Share Code: REN – Market Cap: R4.6bn – PE: -129x – DY: 0.0%
FY 22 Results: Pilot CNG revenue higher, losses smaller
- Given the elevated oil price, the diesel-linked pilot CNG plant at Renergen produced a higher revenue and smaller loss than expected and, in a way, is a precursor to the sensitivity of the Group’s coming Phase 1 (& Phase 2) LNG and helium projects.
- Given that the Group is still in development stage, the FY 22 results are less relevant than focussing on key project and corporate activity during the period. For detailed analysis of these, see our previous reports listed here (LINK), but in summary:
- The Group massively upgraded their proven gas reserves.
- Lockdowns, supply chain challenges & a NUMSA strike negatively impacted Phase 1’s timing. This is a sunk cost and, importantly, Phase 1 is now in hot commissioning.
- A partnership with Ivanhoe Mines &, subject to conditions, the investment by the Central Energy Fund (CEF) both solidified Virginia’s potential & helped derisk the funding of Phase 2.
- Finally, the Group’s helium token has listed successfully and early trade indicates a healthy (future) spot market (while providing an effective prepaid offtake financing for Phase 2) while Cryo-VaccTM keeps progressing.
Valuation and Implied Return: Upgrading Fair Value & 12m TP
- We have adjusted our model to reflect c.9 months of Phase 1 production (adjusting Phase 2 equivalently) while updating spot prices.

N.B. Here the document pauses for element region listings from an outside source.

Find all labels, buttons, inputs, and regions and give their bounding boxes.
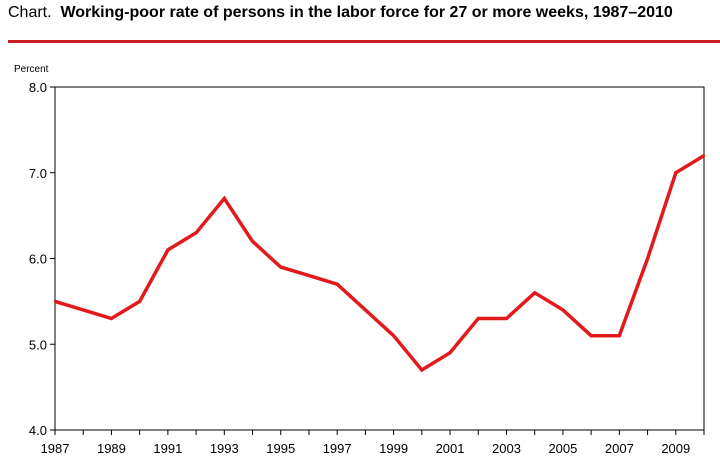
- x-tick-label: 1993: [210, 441, 239, 456]
- y-tick-label: 7.0: [29, 166, 47, 181]
- y-tick-label: 8.0: [29, 80, 47, 95]
- data-point-1988: [82, 308, 85, 312]
- data-point-2004: [533, 291, 536, 294]
- chart-title-prefix: Chart.: [8, 4, 52, 21]
- data-point-2001: [448, 351, 452, 355]
- data-point-1989: [110, 317, 113, 320]
- x-tick-label: 1997: [323, 441, 352, 456]
- data-point-2006: [589, 334, 593, 337]
- data-point-2005: [561, 308, 565, 312]
- data-point-1998: [364, 308, 367, 312]
- data-point-2000: [420, 368, 424, 372]
- x-tick-label: 2009: [661, 441, 690, 456]
- x-tick-label: 1987: [41, 441, 70, 456]
- x-tick-label: 2007: [605, 441, 634, 456]
- x-tick-label: 2001: [436, 441, 465, 456]
- data-point-1996: [307, 274, 311, 277]
- data-point-1990: [138, 300, 141, 303]
- data-point-2008: [646, 257, 649, 260]
- data-point-1992: [194, 231, 198, 234]
- x-tick-label: 1991: [153, 441, 182, 456]
- x-tick-label: 2005: [548, 441, 577, 456]
- data-point-2010: [702, 154, 706, 157]
- data-point-1995: [279, 265, 282, 269]
- x-tick-label: 1989: [97, 441, 126, 456]
- plot-area-frame: [54, 86, 705, 431]
- chart-title: Chart. Working-poor rate of persons in t…: [8, 4, 673, 22]
- data-point-1994: [251, 240, 254, 243]
- y-tick-label: 6.0: [29, 252, 47, 267]
- data-point-2002: [477, 317, 480, 320]
- x-tick-label: 1999: [379, 441, 408, 456]
- x-tick-label: 1995: [266, 441, 295, 456]
- series-line: [54, 154, 705, 373]
- data-point-2003: [505, 317, 508, 320]
- data-point-1991: [166, 248, 170, 252]
- data-point-1987: [53, 300, 57, 303]
- data-point-1997: [335, 283, 339, 286]
- data-point-1999: [392, 334, 395, 337]
- y-tick-label: 4.0: [29, 423, 47, 438]
- y-axis-label: Percent: [14, 64, 49, 75]
- data-point-1993: [223, 197, 226, 200]
- data-point-2009: [674, 171, 677, 174]
- y-tick-label: 5.0: [29, 337, 47, 352]
- data-point-2007: [618, 334, 621, 337]
- title-divider: [8, 40, 720, 43]
- chart-title-text: Working-poor rate of persons in the labo…: [60, 4, 673, 21]
- x-tick-label: 2003: [492, 441, 521, 456]
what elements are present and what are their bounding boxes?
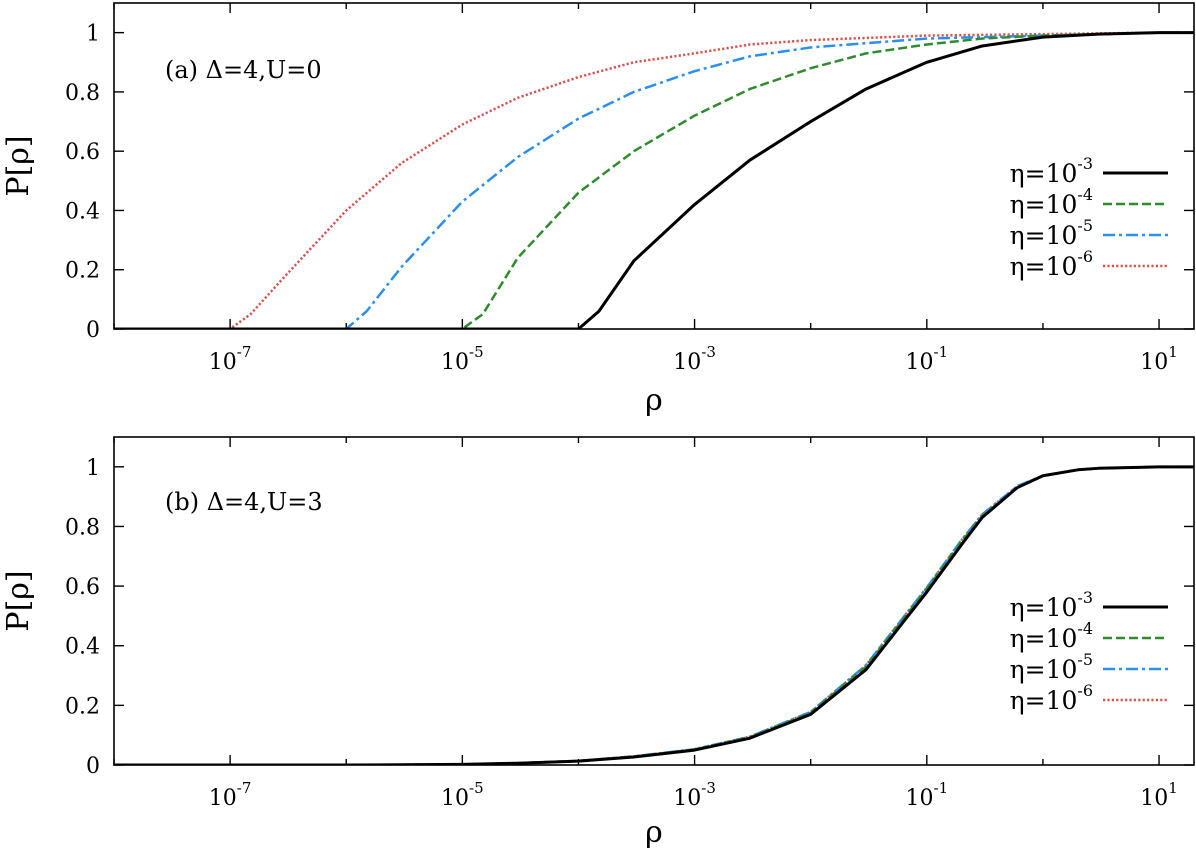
panel-a: 10-7 10-5 10-3 10-1 101 0 0.2 0.4 0.6 0.8 1 ρ P[ρ] (a…	[1, 2, 1195, 418]
x-tick-label: 10-5	[441, 343, 484, 375]
y-tick-label: 0.8	[65, 515, 100, 540]
y-tick-label: 0.6	[65, 575, 100, 600]
x-tick-label: 10-3	[673, 343, 716, 375]
series-line-eta-minus3	[114, 31, 1194, 329]
y-axis-label: P[ρ]	[1, 135, 36, 196]
x-axis-label: ρ	[645, 383, 663, 418]
legend-label: η=10-6	[1010, 681, 1093, 715]
y-tick-label: 0.2	[65, 259, 100, 284]
y-tick-label: 1	[86, 456, 100, 481]
legend-label: η=10-4	[1010, 619, 1093, 653]
y-tick-label: 0.2	[65, 694, 100, 719]
y-tick-label: 0.6	[65, 140, 100, 165]
y-tick-label: 0.8	[65, 81, 100, 106]
y-axis-label: P[ρ]	[1, 570, 36, 631]
series-line-eta-minus4	[114, 31, 1194, 329]
x-tick-label: 10-5	[441, 779, 484, 811]
x-tick-label: 10-1	[906, 343, 949, 375]
legend-label: η=10-5	[1010, 216, 1093, 250]
x-axis-label: ρ	[645, 815, 663, 850]
legend-label: η=10-3	[1010, 154, 1093, 188]
y-tick-label: 1	[86, 22, 100, 47]
y-tick-label: 0	[86, 754, 100, 779]
y-tick-label: 0.4	[65, 199, 100, 224]
x-tick-label: 10-7	[209, 779, 252, 811]
legend-label: η=10-3	[1010, 588, 1093, 622]
y-tick-label: 0.4	[65, 635, 100, 660]
panel-annotation: (a) Δ=4,U=0	[165, 56, 322, 84]
panel-annotation: (b) Δ=4,U=3	[165, 488, 323, 516]
legend-label: η=10-5	[1010, 650, 1093, 684]
x-tick-label: 101	[1140, 343, 1178, 375]
legend-label: η=10-4	[1010, 185, 1093, 219]
series-line-eta-minus5	[114, 31, 1194, 329]
y-tick-label: 0	[86, 318, 100, 343]
series-line-eta-minus6	[114, 31, 1194, 329]
x-tick-label: 10-3	[673, 779, 716, 811]
x-tick-label: 10-1	[906, 779, 949, 811]
series-line-eta-minus3	[114, 465, 1194, 765]
x-tick-label: 101	[1140, 779, 1178, 811]
plot-frame	[113, 436, 1195, 766]
plot-frame	[113, 2, 1195, 330]
panel-b: 10-7 10-5 10-3 10-1 101 0 0.2 0.4 0.6 0.8 1 ρ P[ρ] (b…	[1, 436, 1195, 850]
x-tick-label: 10-7	[209, 343, 252, 375]
legend-label: η=10-6	[1010, 247, 1093, 281]
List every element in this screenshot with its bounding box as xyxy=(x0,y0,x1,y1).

We expected 35% of the Phase 2 helium revenues to earn Argonon Helium token “spot price” (currently c.$296.93/mcf). Finally, we have assumed Ivanhoe takes up their full equity stake & the CEF’s R1bn investment proceeds successfully.
- We see Renergen’s fair value as 6344cps (previously: 5821cps) and upgrade its 12m TP to 7501cps (previously: 6867cps).